Darüber hinaus half ihre nach Hause zurück rapportierte Ungemach der internen Opposition in Russland, der es gelang, in verschiedenen Städten weitgefächerte Demonstrationen zu organisieren, was zu Tausenden von Verhaftungen führte. Inzwischen erlitt die russische Wirtschaft einen ernsthaften Rückschlag als Folge der harschen internationalen Sanktionen, was den internen Druck auf Putin noch weiter vergrösserte.

Auf der internationalen Szene ist Moskau isoliert und genießt herzlich wenig Sympathie. Elf der 15 Mitglieder des Uno-Sicherheitsrates unterstützten den amerikanischen Resolutionsentwurf, der Russland verurteilte. Von den sich der Stimme enthaltenden ragte China hervor – Russlands engster und mächtigster Alliierter auf der internationalen Szene. China machte auch kein Geheimnis daraus, dass sein Anführer Xi Jinping Putin geraten hatte, mit der Ukraine in Verhandlungen zu treten. Diesen Rat wies Putin gleichentags noch zurück, wobei er sich einer äußerst groben Sprache bediente.

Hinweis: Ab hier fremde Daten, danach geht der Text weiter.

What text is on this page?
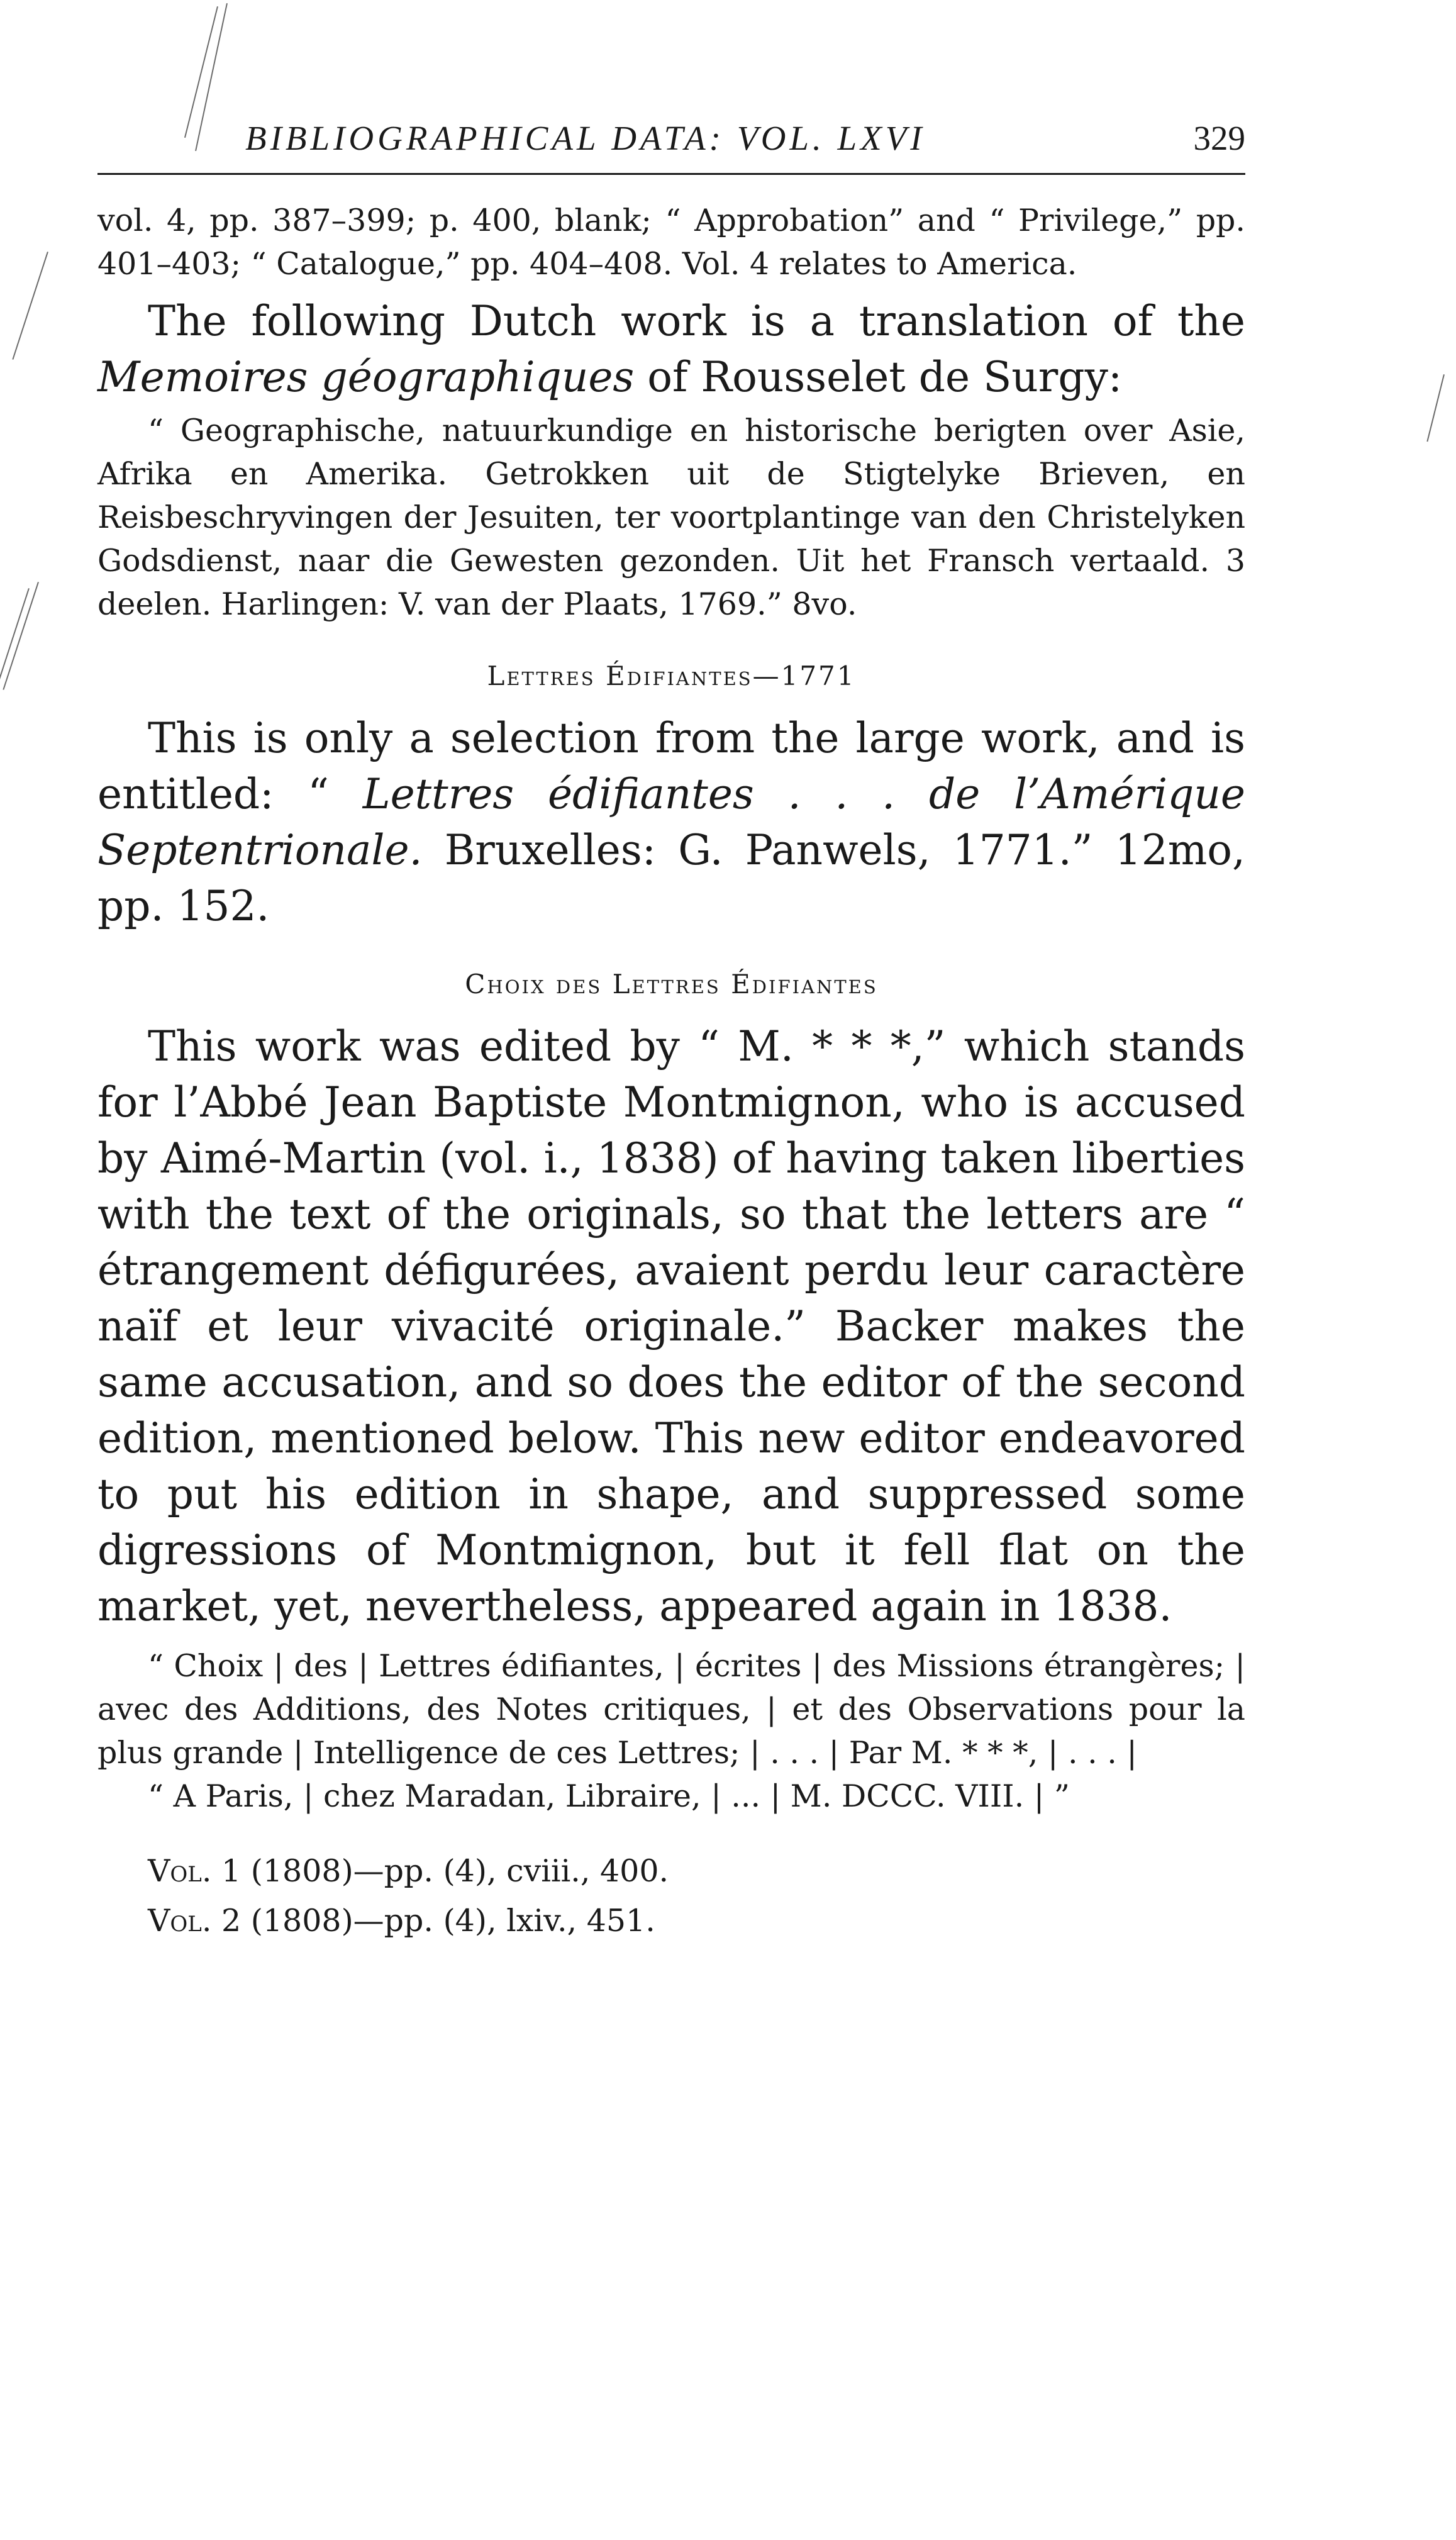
BIBLIOGRAPHICAL DATA: VOL. LXVI	329

vol. 4, pp. 387–399; p. 400, blank; “ Approbation” and “ Privilege,” pp. 401–403; “ Catalogue,” pp. 404–408. Vol. 4 relates to America.

The following Dutch work is a translation of the Memoires géographiques of Rousselet de Surgy:

“ Geographische, natuurkundige en historische berigten over Asie, Afrika en Amerika. Getrokken uit de Stigtelyke Brieven, en Reisbeschryvingen der Jesuiten, ter voortplantinge van den Christelyken Godsdienst, naar die Gewesten gezonden. Uit het Fransch vertaald. 3 deelen. Harlingen: V. van der Plaats, 1769.” 8vo.

Lettres Édifiantes—1771

This is only a selection from the large work, and is entitled: “ Lettres édifiantes . . . de l’Amérique Septentrionale. Bruxelles: G. Panwels, 1771.” 12mo, pp. 152.

Choix des Lettres Édifiantes

This work was edited by “ M. * * *,” which stands for l’Abbé Jean Baptiste Montmignon, who is accused by Aimé-Martin (vol. i., 1838) of having taken liberties with the text of the originals, so that the letters are “ étrangement défigurées, avaient perdu leur caractère naïf et leur vivacité originale.” Backer makes the same accusation, and so does the editor of the second edition, mentioned below. This new editor endeavored to put his edition in shape, and suppressed some digressions of Montmignon, but it fell flat on the market, yet, nevertheless, appeared again in 1838.

“ Choix | des | Lettres édifiantes, | écrites | des Missions étrangères; | avec des Additions, des Notes critiques, | et des Observations pour la plus grande | Intelligence de ces Lettres; | . . . | Par M. * * *, | . . . |

“ A Paris, | chez Maradan, Libraire, | ... | M. DCCC. VIII. | ”

Vol. 1 (1808)—pp. (4), cviii., 400.

Vol. 2 (1808)—pp. (4), lxiv., 451.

Putin hatte versucht, die historische Natur des gegenwärtigen Streits zu unterstreichen. Effektiv aber waren Russland und die Ukraine während vieler Jahre im 20. Jahrhundert Partner in einer nationalen Einheit. Michail Gorbatschov, der letzte Präsident der Sowjetunion, war der Sohn von Russen ukrainischen Ursprungs. Nikita Chruschtschow, der US-Präsidenten John F. Kennedy während der kubanischen Raketenkrise konfrontierte, hatte seine Ursprünge in «West-Russland» und wuchs in der Donbas-Region auf. Putin hatte aber nicht realisiert dass die Uhr der Geschichte, sobald die internationale Völkergemeinschaft die Ukraine als einen Mitgliededstaat akzeptiert hatte, nicht mehr mit Gewalt zurückgedreht werden konnte.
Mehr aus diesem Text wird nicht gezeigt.